O ministro da Justiça e Segurança Pública Sergio Moro tem trocado farpas com o ex-primeiro-ministro luso, José Sócrates. A discussão começou quando o ex-juiz da Operação Lava-Jato, durante o VII Fórum Jurídico de Lisboa, apontou "alguma dificuldade institucional" no sistema processual de Portugal. As informações são dos jornais Estado de S.Paulo e do Observador.
— É famoso o exemplo envolvendo o antigo primeiro-ministro José Sócrates (na Operação Marquês, no qual ele é acusado de 31 crimes), que, vendo à distância, percebe-se alguma dificuldade institucional para que esse processo caminhe num tempo razoável, assim como nós temos essa dificuldade institucional no Brasil. — afirmou o ministro brasileiro.
Na saída da conferência, Moro deu outra declaração, dessa vez somente para jornalistas:
— Aquilo que observo à distância, em relação ao caso desse primeiro-ministro português, é que há um trabalho que tem sido feito, com esforços consideráveis para apuração de provas, mas segundo algumas autoridades portuguesas com as quais falei, não há uma previsão de término desse processo — lamentou.
Na segunda-feira (22), Sócrates retrucou Moro citando uma série de ocorrências da Operação Lava-Jato até a condenação do ex-presidente Lula no processo do triplex do Guarujá, litoral Norte de São Paulo. A declaração foi publicada no site jurídico Migalhas.
“O que o Brasil está a viver é uma desonesta instrumentalização do seu sistema judicial ao serviço de um determinado e concreto interesse político. É o que acontece quando um ativista político atua disfarçado de juiz.”, escreveu.
Além disso, na terça-feira (24), Sócrates intensificou as críticas, afirmando que Moro só chegou a juiz por ter mandado prender Lula.
Em entrevista à RecordTV Europa também na terça (23), Moro respondeu à declaração de Sócrates, afirmando que em todo o mundo é difícil lidar com crimes de grande corrupção e que todos os países precisam avançar nessa área.
— Em relação à pessoa em particular (Sócrates), eu não debato com criminosos pela televisão. Então, não vou fazer mais comentários — afirmou o ministro brasileiro.

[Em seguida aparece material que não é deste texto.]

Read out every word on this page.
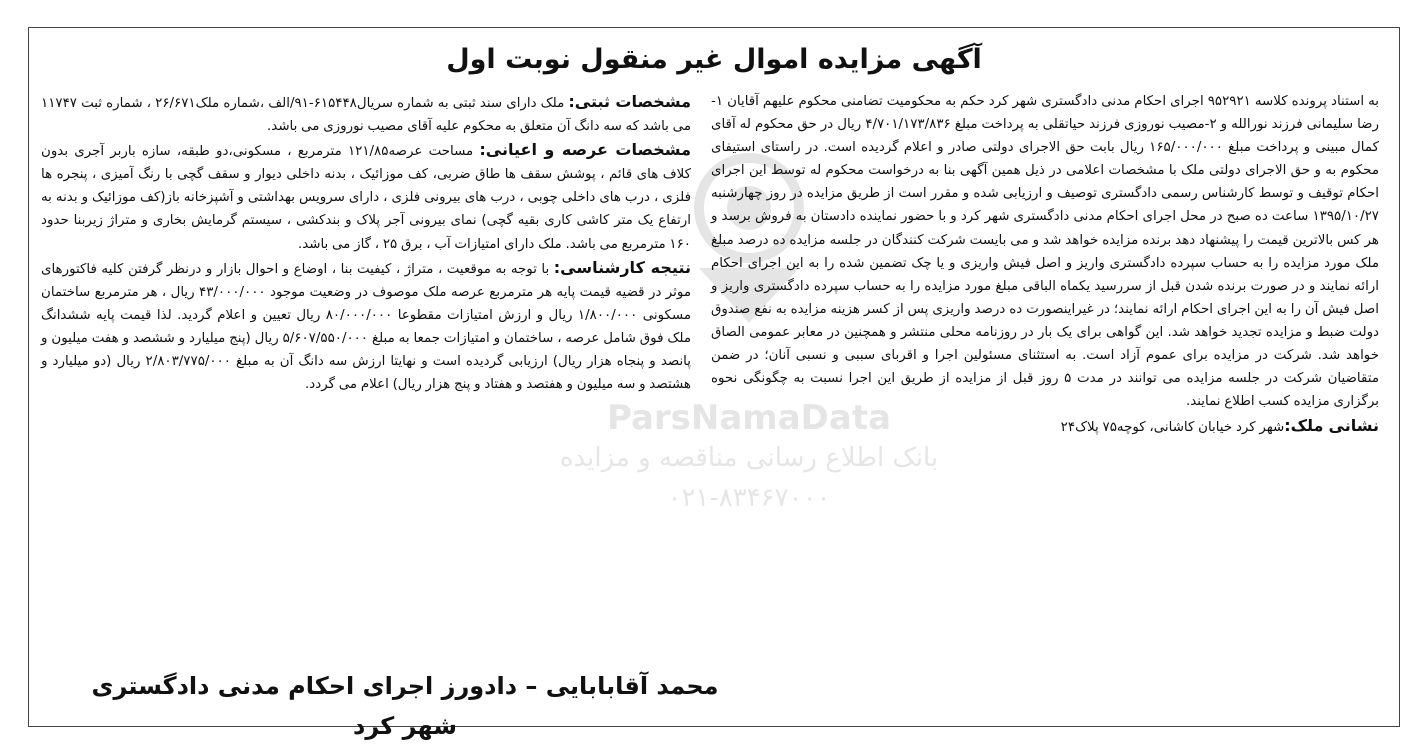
آگهی مزایده اموال غیر منقول نوبت اول
ParsNamaData
بانک اطلاع رسانی مناقصه و مزایده
۰۲۱-۸۳۴۶۷۰۰۰

به استناد پرونده کلاسه ۹۵۲۹۲۱ اجرای احکام مدنی دادگستری شهر کرد حکم به محکومیت تضامنی محکوم علیهم آقایان ۱-رضا سلیمانی فرزند نورالله و ۲-مصیب نوروزی فرزند حیاتقلی به پرداخت مبلغ ۴/۷۰۱/۱۷۳/۸۳۶ ریال در حق محکوم له آقای کمال مبینی و پرداخت مبلغ ۱۶۵/۰۰۰/۰۰۰ ریال بابت حق الاجرای دولتی صادر و اعلام گردیده است. در راستای استیفای محکوم به و حق الاجرای دولتی ملک با مشخصات اعلامی در ذیل همین آگهی بنا به درخواست محکوم له توسط این اجرای احکام توقیف و توسط کارشناس رسمی دادگستری توصیف و ارزیابی شده و مقرر است از طریق مزایده در روز چهارشنبه ۱۳۹۵/۱۰/۲۷ ساعت ده صبح در محل اجرای احکام مدنی دادگستری شهر کرد و با حضور نماینده دادستان به فروش برسد و هر کس بالاترین قیمت را پیشنهاد دهد برنده مزایده خواهد شد و می بایست شرکت کنندگان در جلسه مزایده ده درصد مبلغ ملک مورد مزایده را به حساب سپرده دادگستری واریز و اصل فیش واریزی و یا چک تضمین شده را به این اجرای احکام ارائه نمایند و در صورت برنده شدن قبل از سررسید یکماه الباقی مبلغ مورد مزایده را به حساب سپرده دادگستری واریز و اصل فیش آن را به این اجرای احکام ارائه نمایند؛ در غیراینصورت ده درصد واریزی پس از کسر هزینه مزایده به نفع صندوق دولت ضبط و مزایده تجدید خواهد شد. این گواهی برای یک بار در روزنامه محلی منتشر و همچنین در معابر عمومی الصاق خواهد شد. شرکت در مزایده برای عموم آزاد است. به استثنای مسئولین اجرا و اقربای سببی و نسبی آنان؛ در ضمن متقاضیان شرکت در جلسه مزایده می توانند در مدت ۵ روز قبل از مزایده از طریق این اجرا نسبت به چگونگی نحوه برگزاری مزایده کسب اطلاع نمایند.

نشانی ملک:شهر کرد خیابان کاشانی، کوچه۷۵ پلاک۲۴

مشخصات ثبتی: ملک دارای سند ثبتی به شماره سریال۶۱۵۴۴۸-۹۱/الف ،شماره ملک۲۶/۶۷۱ ، شماره ثبت ۱۱۷۴۷ می باشد که سه دانگ آن متعلق به محکوم علیه آقای مصیب نوروزی می باشد.

مشخصات عرصه و اعیانی: مساحت عرصه۱۲۱/۸۵ مترمربع ، مسکونی،دو طبقه، سازه باربر آجری بدون کلاف های قائم ، پوشش سقف ها طاق ضربی، کف موزائیک ، بدنه داخلی دیوار و سقف گچی با رنگ آمیزی ، پنجره ها فلزی ، درب های داخلی چوبی ، درب های بیرونی فلزی ، دارای سرویس بهداشتی و آشپزخانه باز(کف موزائیک و بدنه به ارتفاع یک متر کاشی کاری بقیه گچی) نمای بیرونی آجر پلاک و بندکشی ، سیستم گرمایش بخاری و متراژ زیربنا حدود ۱۶۰ مترمربع می باشد. ملک دارای امتیازات آب ، برق ۲۵ ، گاز می باشد.

نتیجه کارشناسی: با توجه به موقعیت ، متراژ ، کیفیت بنا ، اوضاع و احوال بازار و درنظر گرفتن کلیه فاکتورهای موثر در قضیه قیمت پایه هر مترمربع عرصه ملک موصوف در وضعیت موجود ۴۳/۰۰۰/۰۰۰ ریال ، هر مترمربع ساختمان مسکونی ۱/۸۰۰/۰۰۰ ریال و ارزش امتیازات مقطوعا ۸۰/۰۰۰/۰۰۰ ریال تعیین و اعلام گردید. لذا قیمت پایه ششدانگ ملک فوق شامل عرصه ، ساختمان و امتیازات جمعا به مبلغ ۵/۶۰۷/۵۵۰/۰۰۰ ریال (پنج میلیارد و ششصد و هفت میلیون و پانصد و پنجاه هزار ریال) ارزیابی گردیده است و نهایتا ارزش سه دانگ آن به مبلغ ۲/۸۰۳/۷۷۵/۰۰۰ ریال (دو میلیارد و هشتصد و سه میلیون و هفتصد و هفتاد و پنج هزار ریال) اعلام می گردد.

محمد آقابابایی – دادورز اجرای احکام مدنی دادگستری شهر کرد
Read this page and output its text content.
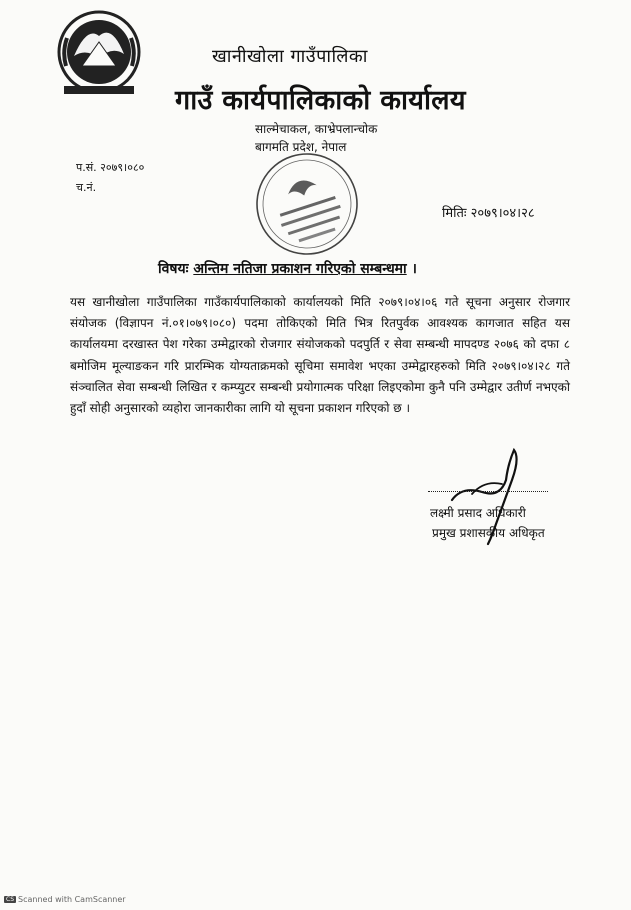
खानीखोला गाउँपालिका
गाउँ कार्यपालिकाको कार्यालय
साल्मेचाकल, काभ्रेपलान्चोक
बागमति प्रदेश, नेपाल
प.सं. २०७९।०८०
च.नं.
मितिः २०७९।०४।२८
विषयः अन्तिम नतिजा प्रकाशन गरिएको सम्बन्धमा ।
यस खानीखोला गाउँपालिका गाउँकार्यपालिकाको कार्यालयको मिति २०७९।०४।०६ गते सूचना अनुसार रोजगार संयोजक (विज्ञापन नं.०१।०७९।०८०) पदमा तोकिएको मिति भित्र रितपुर्वक आवश्यक कागजात सहित यस कार्यालयमा दरखास्त पेश गरेका उम्मेद्वारको रोजगार संयोजकको पदपुर्ति र सेवा सम्बन्धी मापदण्ड २०७६ को दफा ८ बमोजिम मूल्याङकन गरि प्रारम्भिक योग्यताक्रमको सूचिमा समावेश भएका उम्मेद्वारहरुको मिति २०७९।०४।२८ गते संञ्चालित सेवा सम्बन्धी लिखित र कम्प्युटर सम्बन्धी प्रयोगात्मक परिक्षा लिइएकोमा कुनै पनि उम्मेद्वार उतीर्ण नभएको हुदाँ सोही अनुसारको व्यहोरा जानकारीका लागि यो सूचना प्रकाशन गरिएको छ ।
लक्ष्मी प्रसाद अधिकारी
प्रमुख प्रशासकीय अधिकृत
CS Scanned with CamScanner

O Ministério Público de Portugal acusa José Sócrates de lavagem de dinheiro, corrupção passiva, falsificação de documentos e fraude fiscal qualificada, no âmbito dos processos da Operação Marquês, que investiga supostos pagamentos ao ex-primeiro-ministro para favorecer o grupo Portugal Telecom.
Segundo a promotoria, Sócrates mandou à Suíça 24 milhões de euros que teriam origem nos grupos Lena, Espírito Santo e Vale de Lobo. Ele nega as acusações. Até agora, o ex-premier não foi levado a juízo. A operação encontra-se na fase de instrução no Tribunal Central de Lisboa desde janeiro de 2019.
Leia, na íntegra, a publicação de José Sócrates para o site jurídico Migalhas:
O juiz valida ilegalmente uma escuta telefónica entre a Presidente da República e o anterior Presidente. O juiz decide, ilegalmente, entregar a gravação à rede de televisão globo, que a divulga nesse mesmo dia. O juiz condena o antigo presidente por corrupção em “atos indeterminados”. O juiz prende o ex- presidente antes de a sentença transitar em julgado, violando frontalmente a constituição brasileira. O juiz, em gozo de férias e sem jurisdição no caso, age ilegalmente para impedir que a decisão de um desembargador que decidiu pela libertação de Lula seja cumprida.
O conselho de direitos humanos das Nações Unidas decide notificar as instituições brasileiras para que permitam a candidatura de Lula da Silva e o acesso aos meios de campanha. As instituições brasileiras recusam, violando assim o Pacto Internacional sobre os Direitos Civis e Políticos que o Brasil livremente subscreveu. No final, o juiz obtém o seu prémio: é nomeado ministro da justiça pelo Presidente eleito e principal beneficiário das decisões de condenar, prender e impedir a candidatura de Lula da Silva.
O espetáculo pode ter aspectos de vaudeville mas é, na realidade, bastante sinistro. O que o Brasil está a viver é uma desonesta instrumentalização do seu sistema judicial ao serviço de um determinado e concreto interesse político. É o que acontece quando um ativista político atua disfarçado de juiz. Não é apenas um problema institucional, é uma tragédia institucional. Voltarei ao assunto.